Analyzing Mutual Funds
• A mutual fund's goal is to beat the index or "beat the
bogey", even if only modestly.

• If the index is down 10% while the mutual fund is down only
7%, the fund's performance would be called a success.

• On the passive-active spectrum, on which pure index


investing is the passive extreme, mutual funds lie
somewhere in the middle as they semi-actively aim to
generate returns that are favorable compared to a
benchmark.
Exchange Traded Funds
• A collection of security that trades on the stock market and is similar to a stock.

• An ETF tracks an index, a commodity or a basket of assets like an index fund, but
trades like a stock on an exchange.

• ETFs experience price changes throughout the day as they are bought and sold.

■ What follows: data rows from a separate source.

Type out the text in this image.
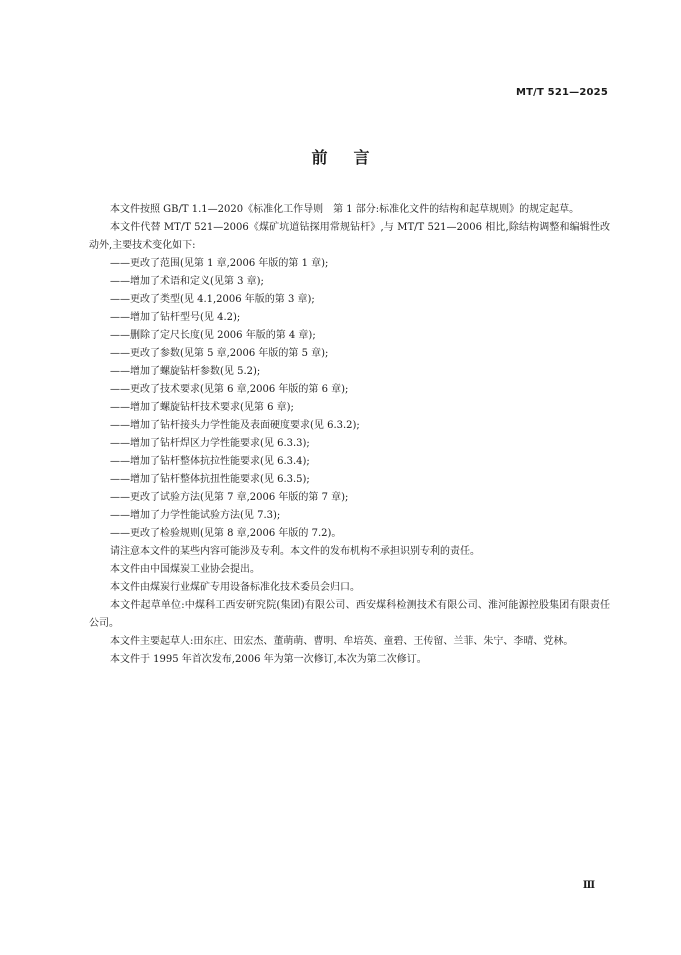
MT/T 521—2025
前言

本文件按照 GB/T 1.1—2020《标准化工作导则　第 1 部分:标准化文件的结构和起草规则》的规定起草。

本文件代替 MT/T 521—2006《煤矿坑道钻探用常规钻杆》,与 MT/T 521—2006 相比,除结构调整和编辑性改动外,主要技术变化如下:

——更改了范围(见第 1 章,2006 年版的第 1 章);
——增加了术语和定义(见第 3 章);
——更改了类型(见 4.1,2006 年版的第 3 章);
——增加了钻杆型号(见 4.2);
——删除了定尺长度(见 2006 年版的第 4 章);
——更改了参数(见第 5 章,2006 年版的第 5 章);
——增加了螺旋钻杆参数(见 5.2);
——更改了技术要求(见第 6 章,2006 年版的第 6 章);
——增加了螺旋钻杆技术要求(见第 6 章);
——增加了钻杆接头力学性能及表面硬度要求(见 6.3.2);
——增加了钻杆焊区力学性能要求(见 6.3.3);
——增加了钻杆整体抗拉性能要求(见 6.3.4);
——增加了钻杆整体抗扭性能要求(见 6.3.5);
——更改了试验方法(见第 7 章,2006 年版的第 7 章);
——增加了力学性能试验方法(见 7.3);
——更改了检验规则(见第 8 章,2006 年版的 7.2)。

请注意本文件的某些内容可能涉及专利。本文件的发布机构不承担识别专利的责任。

本文件由中国煤炭工业协会提出。

本文件由煤炭行业煤矿专用设备标准化技术委员会归口。

本文件起草单位:中煤科工西安研究院(集团)有限公司、西安煤科检测技术有限公司、淮河能源控股集团有限责任公司。

本文件主要起草人:田东庄、田宏杰、董萌萌、曹明、牟培英、童碧、王传留、兰菲、朱宁、李晴、党林。

本文件于 1995 年首次发布,2006 年为第一次修订,本次为第二次修订。

Ⅲ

• Because it trades like a stock, an ETF does not have its net asset value (NAV)
calculated every day like a mutual fund does.

• By owning an ETF, you get the diversification of an index fund as well as the ability
to sell short, buy on margin and purchase as little as one share.

• Another advantage is that the expense ratios for most ETFs are lower than those of
the average mutual fund.

• When buying and selling ETFs, you have to pay the same commission to your broker
that you'd pay on any regular order.
Exchange Traded Funds
• One of the most widely known ETFs is called the Spider (SPDR), which
tracks the S&P 500 index and trades under the symbol SPY.

• The easiest way to highlight the advantage of the ETF trading like a
stock is to compare it to the trading of a mutual fund.

• Mutual funds are priced once per day, at the close of business. Everyone
purchasing the fund that day gets the same price, regardless of the time of
day their purchase was made.

• Because, like traditional stocks and bonds, ETFs can be traded intraday,
they provide an opportunity for speculative investors to bet on the direction
of shorter-term market movements through the trading of a single security.